The main Social Security trust fund will continue paying out full benefits through 2034, according to the annual report released Thursday from the trustees of the programs. That’s one year later than what was stated in the 2021 report.

Meantime, a key Medicare trust fund could run low on funds by 2028, two years later than reported last year.

Despite the modest improvement, Social Security and Medicare both face long-term financing shortfalls under currently scheduled benefits and financing.

“The robust economic recovery from the pandemic has avoided some of the worst-case scenarios that some of us had feared,” Shai Akabas, director of economic policy at the Bipartisan Policy Center, told. “But this report largely reaffirms what we’ve known for many years, which is that significant financial challenges face the programs, and policy makers need to take action.”

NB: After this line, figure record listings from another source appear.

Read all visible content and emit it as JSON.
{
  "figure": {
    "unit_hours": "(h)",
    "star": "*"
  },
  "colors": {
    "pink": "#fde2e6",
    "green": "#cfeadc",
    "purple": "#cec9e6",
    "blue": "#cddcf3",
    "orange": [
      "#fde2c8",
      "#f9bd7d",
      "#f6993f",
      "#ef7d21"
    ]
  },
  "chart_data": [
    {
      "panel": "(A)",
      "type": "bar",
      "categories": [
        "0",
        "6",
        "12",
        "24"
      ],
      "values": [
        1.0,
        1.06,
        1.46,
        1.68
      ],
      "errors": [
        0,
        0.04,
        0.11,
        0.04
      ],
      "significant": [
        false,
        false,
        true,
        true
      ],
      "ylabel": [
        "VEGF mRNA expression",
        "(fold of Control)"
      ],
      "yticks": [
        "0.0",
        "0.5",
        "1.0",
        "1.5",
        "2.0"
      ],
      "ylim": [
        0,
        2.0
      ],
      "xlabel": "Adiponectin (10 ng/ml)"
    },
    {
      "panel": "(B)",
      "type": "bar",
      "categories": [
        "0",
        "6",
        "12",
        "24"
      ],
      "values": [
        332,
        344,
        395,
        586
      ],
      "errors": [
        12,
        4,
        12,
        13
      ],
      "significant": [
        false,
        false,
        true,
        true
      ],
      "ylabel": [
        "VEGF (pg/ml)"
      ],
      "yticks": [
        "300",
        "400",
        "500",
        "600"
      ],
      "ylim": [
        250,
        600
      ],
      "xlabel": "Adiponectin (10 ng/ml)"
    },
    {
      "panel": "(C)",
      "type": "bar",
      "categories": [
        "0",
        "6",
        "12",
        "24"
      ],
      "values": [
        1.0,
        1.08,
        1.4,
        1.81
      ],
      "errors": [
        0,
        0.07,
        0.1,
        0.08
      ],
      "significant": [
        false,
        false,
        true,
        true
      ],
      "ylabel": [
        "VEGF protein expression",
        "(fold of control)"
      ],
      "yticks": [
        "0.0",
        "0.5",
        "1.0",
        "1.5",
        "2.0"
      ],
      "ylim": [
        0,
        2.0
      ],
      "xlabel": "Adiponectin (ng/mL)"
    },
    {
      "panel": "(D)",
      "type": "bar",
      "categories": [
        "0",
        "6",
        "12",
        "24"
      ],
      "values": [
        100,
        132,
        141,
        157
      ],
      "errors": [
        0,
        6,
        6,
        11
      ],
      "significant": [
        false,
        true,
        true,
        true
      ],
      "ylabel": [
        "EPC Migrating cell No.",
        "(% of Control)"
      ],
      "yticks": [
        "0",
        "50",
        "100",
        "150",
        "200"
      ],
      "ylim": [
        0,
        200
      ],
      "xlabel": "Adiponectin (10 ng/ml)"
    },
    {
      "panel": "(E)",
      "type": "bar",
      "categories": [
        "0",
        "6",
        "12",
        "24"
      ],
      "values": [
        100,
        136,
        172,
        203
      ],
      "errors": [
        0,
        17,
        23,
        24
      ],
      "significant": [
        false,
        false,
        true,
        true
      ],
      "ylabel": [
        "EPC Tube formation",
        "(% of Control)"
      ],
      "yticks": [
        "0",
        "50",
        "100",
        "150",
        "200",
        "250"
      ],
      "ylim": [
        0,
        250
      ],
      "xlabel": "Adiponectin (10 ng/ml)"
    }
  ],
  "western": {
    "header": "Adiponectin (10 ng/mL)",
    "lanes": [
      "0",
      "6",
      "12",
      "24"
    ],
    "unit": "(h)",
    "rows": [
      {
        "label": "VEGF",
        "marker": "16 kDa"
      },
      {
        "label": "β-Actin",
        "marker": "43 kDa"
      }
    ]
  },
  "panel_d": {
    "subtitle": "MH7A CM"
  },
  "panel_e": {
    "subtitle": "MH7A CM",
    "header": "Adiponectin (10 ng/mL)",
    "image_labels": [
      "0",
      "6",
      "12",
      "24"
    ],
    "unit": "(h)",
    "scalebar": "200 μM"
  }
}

The costs of both programs will grow faster than gross domestic product (GDP) through the mid-2030s primarily due to the rapid aging of the U.S. population, according to the report’s authors. Medicare costs will continue to grow faster than GDP through the late 2070s “due to projected increases in the volume and intensity of services provided,” they wrote.

In 2034, the Social Security fund’s reserves will become depleted, but there is expected to be enough payroll taxes coming in for workers to pay out 77% of scheduled benefits. For Medicare the fund’s reserves will become depleted in 2028 and continuing total program income will be sufficient to pay 90% of total scheduled benefits, the same year as last year’s report.

“Surveys show that a significant portion of the population doesn’t believe that they’re going to receive Social Security benefits, those people are mistaken” Akabas said. “The program is not going away.”

Additionally, the Disability Insurance (DI) Trust Fund, which pays disability benefits, is no longer projected to be depleted within the 75-year projection period, according to this year’s report. Last year’s report projected that it would be able to pay scheduled benefits only until 2057.

The report authors assume that the pandemic will have no net effect on their long-range projections, however, assumptions for the report were set in mid-February 2022.

“Developments since then have added to the uncertainty regarding the path of the COVID-19 pandemic and the economy in the near-term,” according to the authors.

“When I was young, I was constantly told that Social Security wouldn’t be there for me,” Nancy J. Altman, president of Social Security Works, told. “I’m now 72 years old, and it’s my children and grandchildren who are told that they won’t get their Social Security. Social Security’s opponents want to undermine confidence in the program. They imply to people (especially young people) that they will get nothing at all from Social Security, in the hopes of convincing them to accept less.”

“The truth is that Social Security will be there for all of us,” Altman said. “Congress has never allowed benefits to be automatically cut. Doing so would be political suicide.”

But the issue has repeatedly been kicked to the back-burner.

“Policy makers have let the financial shortfall in this program go unaddressed,” Akabas said. “We are just over a decade away from when the main trust fund will deplete its reserves. We should have started these reforms yesterday.”

Any reforms that are put into place will take time to phase in and make an impact. “The sooner policy makers act, the more confidence that savers and retirees can have that their benefits won’t won’t be slashed overnight,” he said.